A recent study found that dogs are more open to robots when humans socialize with them, but they're still more interested in humans.

If you read the headline "Dogs are perfectly happy to socialize with robots," would you freak out? See your history of dog-human companionship spiraling away as some robot took up your life and the affections of man's best friend? Well, rest easy, humans. As PopSci writes, dogs may be happy to socialize with robots, but they don't actually see our metal counterparts as human-replacements. In fact, a recent study in canine-cyborg relations discovered that dogs take cues from humans to determine whether robots are social creatures. If they are social, the dogs are way more interested in paying attention to them.

The study was set up to determine whether dogs would behave differently around social and asocial robots, and how that behavior would compare with their behavior around humans. Here's how it worked: a human and dog entered into a room housing a telepresence robot, which had a pair of white-gloved arms and a laptop for displaying facial expressions.

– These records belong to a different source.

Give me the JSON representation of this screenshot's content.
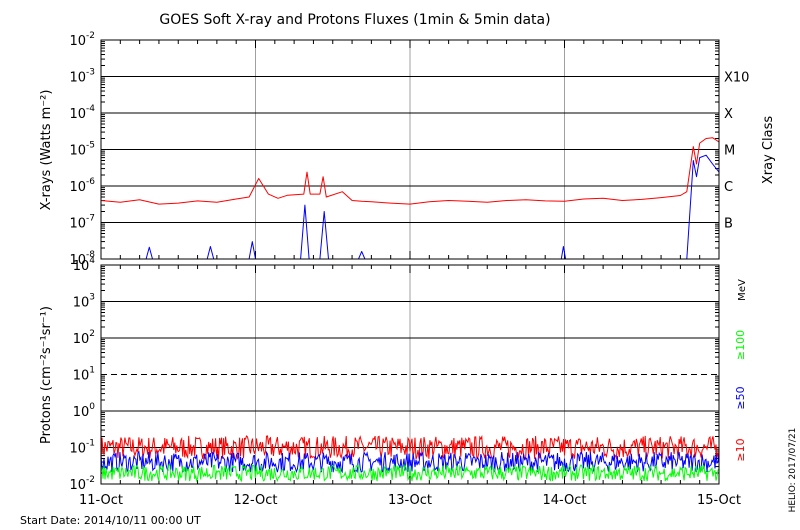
{
  "title": "GOES Soft X-ray and Protons Fluxes   (1min & 5min data)",
  "start_date_label": "Start Date: 2014/10/11 00:00 UT",
  "credit": "HELIO: 2017/07/21",
  "colors": {
    "red": "#ff0000",
    "blue": "#0000ff",
    "green": "#00ff00",
    "grid_gray": "#a0a0a0",
    "axis": "#000000"
  },
  "chart_data": [
    {
      "type": "line",
      "name": "xray-panel",
      "ylabel": "X-rays (Watts m⁻²)",
      "y_scale": "log",
      "ylim": [
        1e-08,
        0.01
      ],
      "xlim": [
        "2014-10-11",
        "2014-10-15"
      ],
      "x_ticks": [
        "11-Oct",
        "12-Oct",
        "13-Oct",
        "14-Oct",
        "15-Oct"
      ],
      "y_ticks": [
        {
          "mant": "10",
          "exp": "-8"
        },
        {
          "mant": "10",
          "exp": "-7"
        },
        {
          "mant": "10",
          "exp": "-6"
        },
        {
          "mant": "10",
          "exp": "-5"
        },
        {
          "mant": "10",
          "exp": "-4"
        },
        {
          "mant": "10",
          "exp": "-3"
        },
        {
          "mant": "10",
          "exp": "-2"
        }
      ],
      "right_label": "Xray Class",
      "flare_classes": [
        {
          "label": "B",
          "flux": 1e-07
        },
        {
          "label": "C",
          "flux": 1e-06
        },
        {
          "label": "M",
          "flux": 1e-05
        },
        {
          "label": "X",
          "flux": 0.0001
        },
        {
          "label": "X10",
          "flux": 0.001
        }
      ],
      "series": [
        {
          "color": "red",
          "x": [
            "2014-10-11 00:00",
            "2014-10-11 03:00",
            "2014-10-11 06:00",
            "2014-10-11 09:00",
            "2014-10-11 12:00",
            "2014-10-11 15:00",
            "2014-10-11 18:00",
            "2014-10-11 21:00",
            "2014-10-11 23:00",
            "2014-10-12 00:30",
            "2014-10-12 02:00",
            "2014-10-12 03:30",
            "2014-10-12 05:00",
            "2014-10-12 07:30",
            "2014-10-12 08:00",
            "2014-10-12 08:30",
            "2014-10-12 10:00",
            "2014-10-12 10:30",
            "2014-10-12 11:00",
            "2014-10-12 13:30",
            "2014-10-12 15:00",
            "2014-10-12 16:30",
            "2014-10-12 18:00",
            "2014-10-12 21:00",
            "2014-10-13 00:00",
            "2014-10-13 03:00",
            "2014-10-13 06:00",
            "2014-10-13 09:00",
            "2014-10-13 12:00",
            "2014-10-13 15:00",
            "2014-10-13 18:00",
            "2014-10-13 21:00",
            "2014-10-14 00:00",
            "2014-10-14 03:00",
            "2014-10-14 06:00",
            "2014-10-14 09:00",
            "2014-10-14 12:00",
            "2014-10-14 15:00",
            "2014-10-14 18:00",
            "2014-10-14 19:00",
            "2014-10-14 20:00",
            "2014-10-14 20:30",
            "2014-10-14 21:00",
            "2014-10-14 22:00",
            "2014-10-14 23:00",
            "2014-10-15 00:00"
          ],
          "values": [
            4e-07,
            3.6e-07,
            4.2e-07,
            3.2e-07,
            3.4e-07,
            3.9e-07,
            3.6e-07,
            4.4e-07,
            5e-07,
            1.6e-06,
            6e-07,
            4.6e-07,
            5.6e-07,
            6e-07,
            2.4e-06,
            6e-07,
            6e-07,
            1.8e-06,
            5e-07,
            7e-07,
            4e-07,
            3.8e-07,
            3.7e-07,
            3.4e-07,
            3.2e-07,
            3.7e-07,
            4e-07,
            3.8e-07,
            3.6e-07,
            4e-07,
            4.2e-07,
            3.9e-07,
            3.8e-07,
            4.4e-07,
            4.6e-07,
            4e-07,
            4.3e-07,
            4.8e-07,
            5.5e-07,
            7e-07,
            1.2e-05,
            4e-06,
            1.5e-05,
            2e-05,
            2.1e-05,
            1.6e-05
          ]
        },
        {
          "color": "blue",
          "x": [
            "2014-10-11 00:00",
            "2014-10-11 07:00",
            "2014-10-11 07:30",
            "2014-10-11 08:00",
            "2014-10-11 16:30",
            "2014-10-11 17:00",
            "2014-10-11 17:30",
            "2014-10-11 23:00",
            "2014-10-11 23:30",
            "2014-10-12 00:00",
            "2014-10-12 07:00",
            "2014-10-12 07:40",
            "2014-10-12 08:20",
            "2014-10-12 10:00",
            "2014-10-12 10:40",
            "2014-10-12 11:20",
            "2014-10-12 16:00",
            "2014-10-12 16:30",
            "2014-10-12 17:00",
            "2014-10-13 23:30",
            "2014-10-13 23:50",
            "2014-10-14 00:10",
            "2014-10-14 18:00",
            "2014-10-14 19:00",
            "2014-10-14 20:00",
            "2014-10-14 20:30",
            "2014-10-14 21:00",
            "2014-10-14 22:00",
            "2014-10-14 23:00",
            "2014-10-15 00:00"
          ],
          "values": [
            1e-08,
            1e-08,
            2.1e-08,
            1e-08,
            1e-08,
            2.2e-08,
            1e-08,
            1e-08,
            3e-08,
            1e-08,
            1e-08,
            3e-07,
            1e-08,
            1e-08,
            2e-07,
            1e-08,
            1e-08,
            1.6e-08,
            1e-08,
            1e-08,
            2.2e-08,
            1e-08,
            1e-08,
            1e-08,
            5e-06,
            1.8e-06,
            6e-06,
            7e-06,
            4e-06,
            2.4e-06
          ]
        }
      ]
    },
    {
      "type": "line",
      "name": "proton-panel",
      "ylabel": "Protons (cm⁻²s⁻¹sr⁻¹)",
      "y_scale": "log",
      "ylim": [
        0.01,
        10000
      ],
      "xlim": [
        "2014-10-11",
        "2014-10-15"
      ],
      "x_ticks": [
        "11-Oct",
        "12-Oct",
        "13-Oct",
        "14-Oct",
        "15-Oct"
      ],
      "y_ticks": [
        {
          "mant": "10",
          "exp": "-2"
        },
        {
          "mant": "10",
          "exp": "-1"
        },
        {
          "mant": "10",
          "exp": "0"
        },
        {
          "mant": "10",
          "exp": "1"
        },
        {
          "mant": "10",
          "exp": "2"
        },
        {
          "mant": "10",
          "exp": "3"
        },
        {
          "mant": "10",
          "exp": "4"
        }
      ],
      "threshold": {
        "value": 10,
        "style": "dashed"
      },
      "unit_label": "MeV",
      "series": [
        {
          "name": "≥10",
          "color": "red",
          "approx_value": 0.1
        },
        {
          "name": "≥50",
          "color": "blue",
          "approx_value": 0.04
        },
        {
          "name": "≥100",
          "color": "green",
          "approx_value": 0.02
        }
      ]
    }
  ]
}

In one scenario, the robot moved its arms, displayed faces, and used a pre-recorded human voice to talk. The human in the room also addressed the robot as if it were a real person.

Photo credit: Flickr user ewwhite via Creative Commons

In a second scenario, the robot only made R2-D2 beeping noises, and the human being typed on its keyboard instead of speaking to it. After the social phase, the humans and robots would point to food hidden in the room, trying to get the dog to find it. These were the results, as summarized by the study's abstract:

"The results showed that in the interaction phase, the dogs’ behavior towards the robot was affected by the differential exposure. Dogs spent more time staying near the robot experimenter as compared to the human experimenter, with this difference being even more pronounced when the robot behaved socially. Similarly, dogs spent more time gazing at the head of the robot experimenter when the situation was social. Dogs achieved a significantly lower level of performance (finding the hidden food) with the pointing robot than with the pointing human; however, separate analysis of the robot sessions suggested that gestures of the socially behaving robot were easier for the dogs to comprehend than gestures of the asocially behaving robot. Thus, the level of sociality shown by the robot was not enough to elicit the same set of social behaviors from the dogs as was possible with humans, although sociality had a positive effect on dog–robot interactions."

Man's best friend is still loyal. For now, anyway.